HLA DQB1 * 03 is associated significantly with CIN and may be permissive for HPV infection. Further analysis of class II HLA typing in CIN is necessary to evaluate this association.
宫颈上皮内瘤变(CIN)和宫颈癌已被证明与人乳头瘤病毒(HPV)感染密切相关。然而,其他因素可能在从正常上皮发展为CIN和宫颈癌的过程中起作用,因为并非所有感染HPV的女性都会发病。最近,研究表明携带HLA DQB1 * 03的女性患宫颈癌和CIN的风险较高(相对危险度=7.1,p<0.0009)(1)。由于样本量、基因异质性以及检测HLA DQB1 * 03所采用技术的差异,后续报告的结果相互矛盾。
采用针对HPV 16、18、31和33的型特异性引物,通过聚合酶链反应(PCR)分析178例CIN女性宫颈涂片和420例宫颈细胞学正常对照者的DNA。还采用一种新型PCR技术分析检测样本和对照样本的DNA,该技术将密码子40(DQ等位基因)的第一个碱基从T突变为G,从而为Mlu I酶创造一个人工限制性位点,以此区分DQB1 * 03与其他等位基因,并通过用Mlu I消化扩增的DNA进行确认。使用PCR和等位基因特异性引物对单个DQB1 * 03等位基因进行进一步分析。

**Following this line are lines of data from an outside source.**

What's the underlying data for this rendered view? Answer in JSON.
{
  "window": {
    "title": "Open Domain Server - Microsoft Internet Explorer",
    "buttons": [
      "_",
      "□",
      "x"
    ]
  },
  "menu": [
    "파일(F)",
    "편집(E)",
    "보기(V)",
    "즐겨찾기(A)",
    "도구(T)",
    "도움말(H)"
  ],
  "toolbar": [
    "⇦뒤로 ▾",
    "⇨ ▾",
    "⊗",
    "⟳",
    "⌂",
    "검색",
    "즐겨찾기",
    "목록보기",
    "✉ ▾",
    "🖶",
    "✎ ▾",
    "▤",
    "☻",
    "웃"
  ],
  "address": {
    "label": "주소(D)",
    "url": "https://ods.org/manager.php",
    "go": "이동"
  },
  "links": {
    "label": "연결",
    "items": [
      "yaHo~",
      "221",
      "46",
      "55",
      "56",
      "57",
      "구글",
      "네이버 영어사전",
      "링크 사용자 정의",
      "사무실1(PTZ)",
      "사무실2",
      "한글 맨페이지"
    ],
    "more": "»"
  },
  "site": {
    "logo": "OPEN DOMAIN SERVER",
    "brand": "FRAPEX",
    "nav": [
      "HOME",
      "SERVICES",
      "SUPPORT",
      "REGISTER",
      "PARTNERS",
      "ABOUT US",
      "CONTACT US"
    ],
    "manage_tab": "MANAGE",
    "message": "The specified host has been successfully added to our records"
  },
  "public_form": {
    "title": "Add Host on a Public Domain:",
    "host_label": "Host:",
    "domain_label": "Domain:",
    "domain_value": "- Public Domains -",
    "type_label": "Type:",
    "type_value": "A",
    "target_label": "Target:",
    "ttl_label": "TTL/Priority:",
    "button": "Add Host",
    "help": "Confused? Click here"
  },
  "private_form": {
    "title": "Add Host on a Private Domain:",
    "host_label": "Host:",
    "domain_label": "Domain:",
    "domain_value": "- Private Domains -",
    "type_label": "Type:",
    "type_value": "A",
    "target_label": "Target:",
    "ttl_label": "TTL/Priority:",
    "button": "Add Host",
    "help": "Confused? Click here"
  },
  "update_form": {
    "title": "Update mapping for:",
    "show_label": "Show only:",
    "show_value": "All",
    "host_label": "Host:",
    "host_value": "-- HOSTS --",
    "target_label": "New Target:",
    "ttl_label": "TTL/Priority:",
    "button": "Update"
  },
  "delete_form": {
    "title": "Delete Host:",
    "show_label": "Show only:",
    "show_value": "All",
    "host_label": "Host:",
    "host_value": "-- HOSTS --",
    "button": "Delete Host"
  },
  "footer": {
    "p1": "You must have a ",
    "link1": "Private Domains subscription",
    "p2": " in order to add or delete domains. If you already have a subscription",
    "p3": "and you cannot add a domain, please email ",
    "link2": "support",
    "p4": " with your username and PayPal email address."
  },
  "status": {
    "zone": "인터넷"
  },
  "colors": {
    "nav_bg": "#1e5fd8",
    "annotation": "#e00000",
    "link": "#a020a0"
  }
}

420例对照者(均为HPV 16、18、31或33阴性且细胞学正常)中有144例(34%)、CIN I患者中的37/66例(56%)以及CIN III患者中的72/112例(64%)DQB1 * 03呈阳性(趋势检验,p<0.001,χ2=37.3)。观察到DQB1 * 03与CIN之间存在显著关联(比值比3.03;95%可信区间2.11 - 3.45)。CIN女性中,131/178例(73.5%)感染了HPV(16、18、31或33型)。DQB1 * 03与HPV感染之间存在显著关联(比值比3.43;95%可信区间2.25 - 5.10)。DQB1 * 03纯合子与CIN的关联比杂合子更强(比值比分别为4.0和2.63);与HPV感染的关联也是如此(比值比4.47;95%可信区间2.58 - 7.77)。HLA DQB1 * 0301是与CIN和HPV关联最强劲的等位基因(比值比分别为2.53和2.63)。
HLA DQB1 * 03与CIN显著相关,可能对HPV感染具有易感性。有必要对CIN中的II类HLA分型进行进一步分析以评估这种关联。